In Stewart v. McCoy, 537 U.S. 993 (2002), the Supreme Court granted permission for the defendant, Jerry Dean McCoy, to proceed with his appeal in forma pauperis (as a poor person), but denied the request by the director of the Arizona Department of Corrections, Terry L. Stewart, to obtain a writ of certiorari to the Ninth Circuit Court of Appeals, challenging the defendant’s release from custody.

Federal court overturns conviction of man for advising street gangs, citing free speech rights

At the outset of the case, an Arizona trial court had sentenced the defendant to fifteen years in prison after it convicted him of advising members of a street gang on how to organize themselves.

His instructions had included advice on beating members of rival gangs. But a district court and federal appellate court overturned his conviction, citing First Amendment free speech rights.

Supreme Court seeks to clarify law on incitement to violence

The Supreme Court’s decision is significant because Justice John Paul Stevens filed a statement that sought to clarify the state of law on the incitement to violence since the Court had ruled in Brandenburg v. Ohio (1969) that individuals could be convicted for such incitement only if their speech brought about an imminent threat of lawless action.

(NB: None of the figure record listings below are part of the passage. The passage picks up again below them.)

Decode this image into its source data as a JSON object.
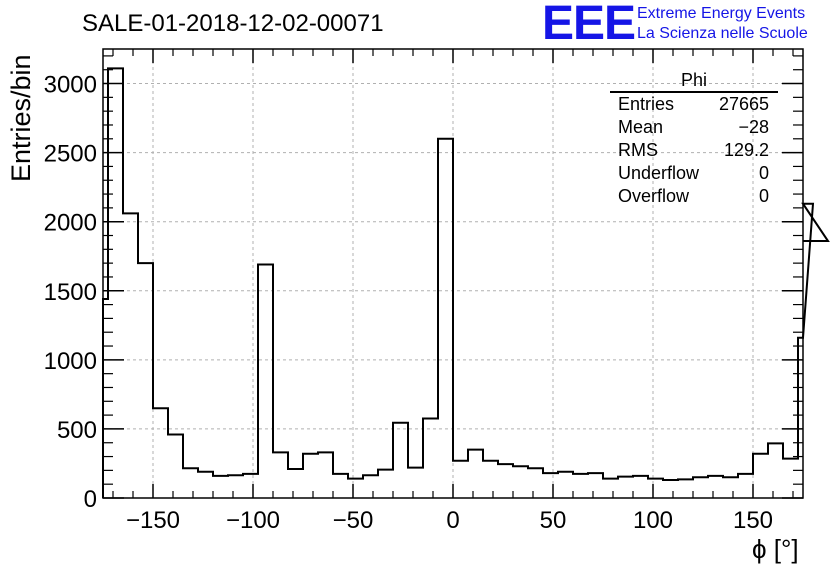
{
  "header": {
    "title": "SALE-01-2018-12-02-00071",
    "logo": "EEE",
    "logo_line1": "Extreme Energy Events",
    "logo_line2": "La Scienza nelle Scuole"
  },
  "stats": {
    "name": "Phi",
    "rows": [
      {
        "label": "Entries",
        "value": "27665"
      },
      {
        "label": "Mean",
        "value": "−28"
      },
      {
        "label": "RMS",
        "value": "129.2"
      },
      {
        "label": "Underflow",
        "value": "0"
      },
      {
        "label": "Overflow",
        "value": "0"
      }
    ]
  },
  "colors": {
    "logo": "#1515e6",
    "line": "#000000",
    "grid": "#b0b0b0"
  },
  "chart_data": {
    "type": "histogram",
    "xlabel": "ϕ [°]",
    "ylabel": "Entries/bin",
    "xlim": [
      -175,
      175
    ],
    "ylim": [
      0,
      3250
    ],
    "bin_width": 7.5,
    "grid": true,
    "legend": "top-right stats box",
    "x_ticks": [
      -150,
      -100,
      -50,
      0,
      50,
      100,
      150
    ],
    "x_tick_labels": [
      "−150",
      "−100",
      "−50",
      "0",
      "50",
      "100",
      "150"
    ],
    "y_ticks": [
      0,
      500,
      1000,
      1500,
      2000,
      2500,
      3000
    ],
    "y_tick_labels": [
      "0",
      "500",
      "1000",
      "1500",
      "2000",
      "2500",
      "3000"
    ],
    "bin_edges_start": -180,
    "values": [
      1440,
      3110,
      2060,
      1700,
      650,
      460,
      215,
      190,
      160,
      165,
      175,
      1690,
      330,
      210,
      320,
      330,
      175,
      140,
      165,
      205,
      545,
      220,
      575,
      2600,
      270,
      350,
      270,
      245,
      230,
      215,
      180,
      190,
      175,
      180,
      140,
      155,
      160,
      140,
      130,
      135,
      150,
      160,
      150,
      175,
      320,
      395,
      285,
      1160,
      2130,
      1860
    ]
  }
}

Agreeing that McCoy’s penalty had been very harsh, Stevens observed that the appellate court’s conclusion that the “speech ‘was mere abstract advocacy’ that was not constitutionally proscribable because it did not incite ‘imminent’ lawless action” was “surely debatable.”

Referring to Brandenburg, Stevens said, “While the requirement that the consequence be ‘imminent’ is justified with respect to mere advocacy, the same justification does not necessarily adhere to some speech that performs a teaching function.”

Stevens observes that long range planning of criminal activity could create significant public danger

He further observed: “Long range planning of criminal enterprises — which may include oral advice, training exercises, and perhaps the preparation of written materials — involves speech that should not be glibly characterized as mere ‘advocacy’ and certainly may create significant public danger.”

He found that Brandenburg had “not yet considered whether, and if so to what extent, the First Amendment protects such instructional speech,” and wanted to make it clear that he did not consider the denial of certiorari in the case to “be taken as an endorsement of the reasoning of the Court of Appeals.”